Recently we faced one issue in reading messages from
SQS in
AWS cloud where we are processing same message multiple times. This issue we identified by using messsage identifier(
mid) of the each message in AWS
REDSHIFT table column.
How our system works:
- Post messages to AWS SQS using one task
- Read batch of messages from SQS and start processing json message
- Validate each message in a batch and put in AWS S3 bucket
- Load into AWS REDSHIFT database
- Delete batch of messages from SQS after succesfuly processing messages
As I mentioned earlier we faced an issue of some of the messages processing multiple times and this was happening in
only one environment and not all environments. To find RCA for this, it took almost three days and below is the RCA. Possible reasons for this to occur is,
Reading a message from SQS and not deleting - if this is the case messages never deletes from SQS and all messages should process multiple times. But this is not happening. Messages are deleting but some messages are processing multiple times
Reading same message by multiple tasks to process - This is happening in our scenario.

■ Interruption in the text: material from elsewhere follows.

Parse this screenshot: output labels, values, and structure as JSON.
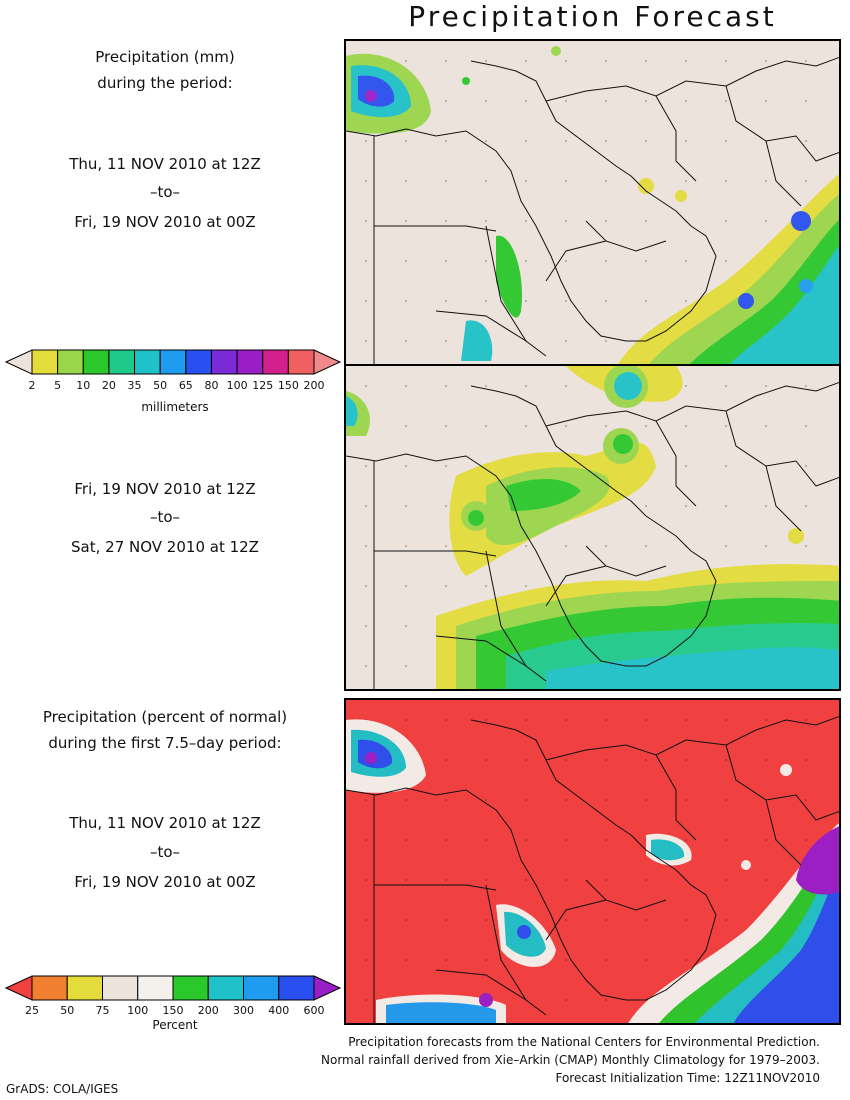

Task1 reading batch of messages from SQS and before deleting all theses messages some other task picking some messages from task1 read messages. This is due to
visibility time out of message in the SQS. Lets see how this happens.
When a task read batch of messages from SQS , these messages are moved to
inflight mode and not visible to other task to read as these messages are under processing. And SQS has a property called visibility time out, so message in the
inflight mode message are not visible to other tasks until this time out completes.
Before this time out expires, we need to complete our process of message validation, loading to S3, storing to REDSHIFT and deleting. In our case some of the messages are not completing this process(or not deleting) with in the visibility time out(10sec in this case). So causing the message visible again after the visibility timeout expires.
As I mentioned this was happening only one environment because, in that environment only we have visibility time out 10secs and all other enviroments we have 20secs. Our task is not completing with in 10secs and causing the duplicate message processing issue. To solve this issue, we just increased visibility time out to 20secs.
I hope this helps.
Happy Reading!!!